Genève: Le «t-shirt de la honte» est «stigmatisant»

Publié

GenèveLe «t-shirt de la honte» est «stigmatisant»

La cheffe du Département de l’instruction publique genevoise a réagi samedi à la polémique vestimentaire qui secoue le canton depuis jeudi.

Pour Anne Emery-Torracinta, la loi sur l’instruction publique stipule que les élèves portent une tenue vestimentaire correcte et adaptée au cadre scolaire.

Pour Anne Emery-Torracinta, la loi sur l’instruction publique stipule que les élèves portent une tenue vestimentaire correcte et adaptée au cadre scolaire.

DR

Le «t-shirt de la honte» est «stigmatisant», selon la conseillère d’État Anne Emery-Torracinta (PS), en charge du Département de l’instruction publique (DIP) à Genève. Ce vêtement est destiné aux élèves qui ne porteraient pas une tenue correcte au cycle d’orientation de Pinchat.

Le «t-shirt de la honte» a fait l’objet de nombreuses publications sur le compte Instagram «Sexisme Genève», comme l’a révélé jeudi «Le Courrier». Ce sujet polémique a été repris par plusieurs médias, faisant sortir la cheffe du DIP de sa réserve. «Je pense que cet élément doit être revu. Il est stigmatisant», déclare-t-elle samedi dans un entretien accordé à la «Tribune de Genève».
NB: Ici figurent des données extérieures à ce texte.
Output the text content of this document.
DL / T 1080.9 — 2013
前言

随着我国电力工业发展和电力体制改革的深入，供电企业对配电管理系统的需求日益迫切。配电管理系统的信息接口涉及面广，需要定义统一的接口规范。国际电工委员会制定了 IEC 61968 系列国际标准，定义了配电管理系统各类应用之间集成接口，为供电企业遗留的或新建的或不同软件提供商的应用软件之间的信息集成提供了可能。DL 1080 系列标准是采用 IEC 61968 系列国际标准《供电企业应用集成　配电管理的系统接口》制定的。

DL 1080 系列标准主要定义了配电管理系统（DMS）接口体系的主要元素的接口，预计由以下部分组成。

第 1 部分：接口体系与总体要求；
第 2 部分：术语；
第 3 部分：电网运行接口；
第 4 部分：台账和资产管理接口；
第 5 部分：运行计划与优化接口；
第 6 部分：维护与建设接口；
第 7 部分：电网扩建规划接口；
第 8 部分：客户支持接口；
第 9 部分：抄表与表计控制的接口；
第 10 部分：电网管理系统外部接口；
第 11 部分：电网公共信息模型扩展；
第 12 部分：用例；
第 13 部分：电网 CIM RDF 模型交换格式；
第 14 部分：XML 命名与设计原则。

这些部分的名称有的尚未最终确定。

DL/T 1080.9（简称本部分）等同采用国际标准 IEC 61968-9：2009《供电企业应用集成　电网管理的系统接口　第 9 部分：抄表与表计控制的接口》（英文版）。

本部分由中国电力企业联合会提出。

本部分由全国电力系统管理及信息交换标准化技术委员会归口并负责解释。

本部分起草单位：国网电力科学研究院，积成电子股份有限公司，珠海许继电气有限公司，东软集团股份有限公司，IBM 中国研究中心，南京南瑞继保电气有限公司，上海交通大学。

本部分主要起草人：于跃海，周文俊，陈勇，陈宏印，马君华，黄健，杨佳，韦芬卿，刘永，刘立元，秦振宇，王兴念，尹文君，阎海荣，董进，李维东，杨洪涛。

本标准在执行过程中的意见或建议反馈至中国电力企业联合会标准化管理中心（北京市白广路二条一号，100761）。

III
Ce t-shirt extra-large qui descend jusqu’aux genoux porte l’inscription «J’ai une tenue adéquate». Il doit être revêtu par les élèves qui portent des vêtements laissant apparaître leur ventre, leurs épaules ou le haut des cuisses ou dont l’habit arbore un imprimé à caractère injurieux ou obscène. Selon les publications sur Instagram, les filles sont davantage visées que les garçons.

«Ni humilier ni stigmatiser»

«Les règles s’appliquent à tous», souligne Anne Emery-Torracinta, écartant tout sexisme: «La mode du ventre découvert concerne cette année les femmes. Il y a quelque temps, c’étaient les casquettes des garçons qui posaient des problèmes. Ou de s’habiller comme s’ils étaient en salle de gymnastique». «L’école est un lieu d’apprentissage et le vêtement ne doit pas y faire obstacle», justifie-t-elle.

À Genève, la loi sur l’instruction publique stipule que les élèves portent une tenue vestimentaire correcte et adaptée au cadre scolaire. Chaque établissement peut ensuite préciser ce qu’il entend par là.

Pour la conseillère d’État, le but de ce t-shirt n’était «ni d’humilier, ni de stigmatiser», mais d’éviter qu’on ne «renvoie l’élève à la maison pour se changer, ce qui est problématique dans le cas de l’école obligatoire.» Et de rappeler que cette mesure a été discutée en 2014 avec les parents et les élèves.